As a birthday gift, I offer a handful of proposals (which do not represent the views of AAAS or Science) on ways to address the storm that, the authors of the new report argue, is now approaching category 5. My proposals aren't so different from the ones proposed by the National Academies committee, but I add a new imperative: Any new policies must enhance, and not further degrade, the security and prestige of science as a profession -- as a career -- because, in contrast to, say, the manufacturing industry, one cannot improve science while injuring the people who do the work.

--Improve K–12 education. Just as Gathering Storm suggests, our society can never have too much scientific literacy or quantitative competency. But in accomplishing this policy objective, policymakers need to pay far more attention to restoring the prestige and professional rewards of the teaching profession. Let's make teaching math and science in the schools a good job for scientists with advanced degrees, as it is in some other countries. Unless you have very good educators, you cannot have good education, and bad jobs do not attract good people.

--Fund far more science. The new Gathering Storm report says that 2004 federal R&D spending was 60% lower than 1964 federal R&D spending as a proportion of the gross domestic product.

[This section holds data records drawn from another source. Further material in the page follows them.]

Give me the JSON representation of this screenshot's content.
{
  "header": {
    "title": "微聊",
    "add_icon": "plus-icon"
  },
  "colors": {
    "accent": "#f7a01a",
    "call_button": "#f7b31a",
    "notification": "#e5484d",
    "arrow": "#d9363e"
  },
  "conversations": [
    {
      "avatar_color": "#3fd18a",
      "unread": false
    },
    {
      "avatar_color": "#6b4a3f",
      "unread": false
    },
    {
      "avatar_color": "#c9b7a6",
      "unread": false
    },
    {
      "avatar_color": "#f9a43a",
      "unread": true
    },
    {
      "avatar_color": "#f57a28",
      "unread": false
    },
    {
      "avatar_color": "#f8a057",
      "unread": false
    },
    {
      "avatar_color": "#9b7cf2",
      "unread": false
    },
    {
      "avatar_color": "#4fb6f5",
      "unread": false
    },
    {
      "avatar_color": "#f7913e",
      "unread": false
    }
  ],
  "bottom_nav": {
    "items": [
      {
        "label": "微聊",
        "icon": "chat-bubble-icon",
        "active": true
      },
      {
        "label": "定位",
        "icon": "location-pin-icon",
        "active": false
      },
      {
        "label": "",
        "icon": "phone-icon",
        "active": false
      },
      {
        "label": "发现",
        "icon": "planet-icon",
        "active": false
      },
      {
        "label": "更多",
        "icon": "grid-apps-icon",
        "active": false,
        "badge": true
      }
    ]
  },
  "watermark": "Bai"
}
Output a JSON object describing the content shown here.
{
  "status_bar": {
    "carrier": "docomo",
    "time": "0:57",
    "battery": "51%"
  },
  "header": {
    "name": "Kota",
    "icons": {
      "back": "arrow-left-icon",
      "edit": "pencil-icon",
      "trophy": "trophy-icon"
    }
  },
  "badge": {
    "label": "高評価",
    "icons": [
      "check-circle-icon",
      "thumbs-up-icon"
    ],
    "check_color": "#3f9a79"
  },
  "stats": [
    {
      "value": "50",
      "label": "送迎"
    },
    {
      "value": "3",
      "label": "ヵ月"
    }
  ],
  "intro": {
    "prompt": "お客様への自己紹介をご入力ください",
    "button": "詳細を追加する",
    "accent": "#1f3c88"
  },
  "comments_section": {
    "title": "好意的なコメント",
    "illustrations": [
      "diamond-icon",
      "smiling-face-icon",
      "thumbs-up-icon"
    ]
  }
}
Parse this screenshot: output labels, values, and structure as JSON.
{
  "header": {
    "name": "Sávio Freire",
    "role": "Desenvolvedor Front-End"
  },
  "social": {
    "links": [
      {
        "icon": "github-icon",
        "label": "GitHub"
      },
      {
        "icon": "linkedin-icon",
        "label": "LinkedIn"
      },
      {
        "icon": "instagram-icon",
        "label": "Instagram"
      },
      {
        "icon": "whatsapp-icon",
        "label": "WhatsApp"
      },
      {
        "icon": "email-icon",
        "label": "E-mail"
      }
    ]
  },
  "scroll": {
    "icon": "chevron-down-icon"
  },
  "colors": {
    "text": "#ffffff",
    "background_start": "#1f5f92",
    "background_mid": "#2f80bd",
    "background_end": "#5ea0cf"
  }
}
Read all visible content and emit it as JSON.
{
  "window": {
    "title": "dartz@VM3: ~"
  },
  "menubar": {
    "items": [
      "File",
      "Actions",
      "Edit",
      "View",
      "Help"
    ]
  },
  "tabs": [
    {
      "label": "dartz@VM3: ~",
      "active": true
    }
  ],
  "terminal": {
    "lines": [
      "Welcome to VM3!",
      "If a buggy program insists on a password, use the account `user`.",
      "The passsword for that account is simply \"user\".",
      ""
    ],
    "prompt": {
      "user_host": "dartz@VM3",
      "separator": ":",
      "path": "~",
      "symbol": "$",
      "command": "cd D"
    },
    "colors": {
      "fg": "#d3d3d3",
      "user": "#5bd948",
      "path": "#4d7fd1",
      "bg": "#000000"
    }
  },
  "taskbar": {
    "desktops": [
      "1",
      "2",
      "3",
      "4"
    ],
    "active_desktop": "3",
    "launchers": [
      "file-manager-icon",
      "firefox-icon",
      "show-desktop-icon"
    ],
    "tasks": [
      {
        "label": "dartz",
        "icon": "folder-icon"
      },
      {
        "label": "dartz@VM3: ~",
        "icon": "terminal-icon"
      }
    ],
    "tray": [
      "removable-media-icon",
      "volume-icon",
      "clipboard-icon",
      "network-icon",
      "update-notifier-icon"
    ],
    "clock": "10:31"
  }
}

If we spent far more on science, we could provide many more opportunities for scientists -- but only if my next proposal is followed.

--Create more good midlevel jobs in academic research. These days, if a principal investigator needs help in the lab and has a grant, she probably will hire a grad student or a postdoc. They're cheap, and you don't have to worry as much about the money running out. Instead, we need to create good, stable jobs for advanced-degreed scientists in those very same labs: jobs with benefits, status, salary commensurate to the expertise and training of the scientists who hold them, and with as much security as a system based on short-term grants permits. Funding agency rules and policies could encourage this. Sure, there are advantages to the constant churn that now occurs in academic laboratories -- fresh ideas and low costs, for example -- but a mix of trainees and experienced, well-trained staff members will offer still greater advantages.

--Seed endowed chairs for early-career faculty members. New federal funding programs should endow new faculty chairs for early-career scientists in areas of critical scientific need, supplemented by funding from state governments, university endowments, philanthropic foundations, for-profit businesses, and even individual donors.

--Incentivize scientific investment. The for-profit sector, too, is investing less in research and development than it did years ago; it must be inspired to do its share. Lawmakers must assemble a menu of strong incentives to encourage investment in scientific ideas.

The well-being of today's scientists, and especially tomorrow's, must be central to U.S. policy. Science careers cannot be treated as an afterthought if the nation's heritage of scientific excellence and leadership is to survive.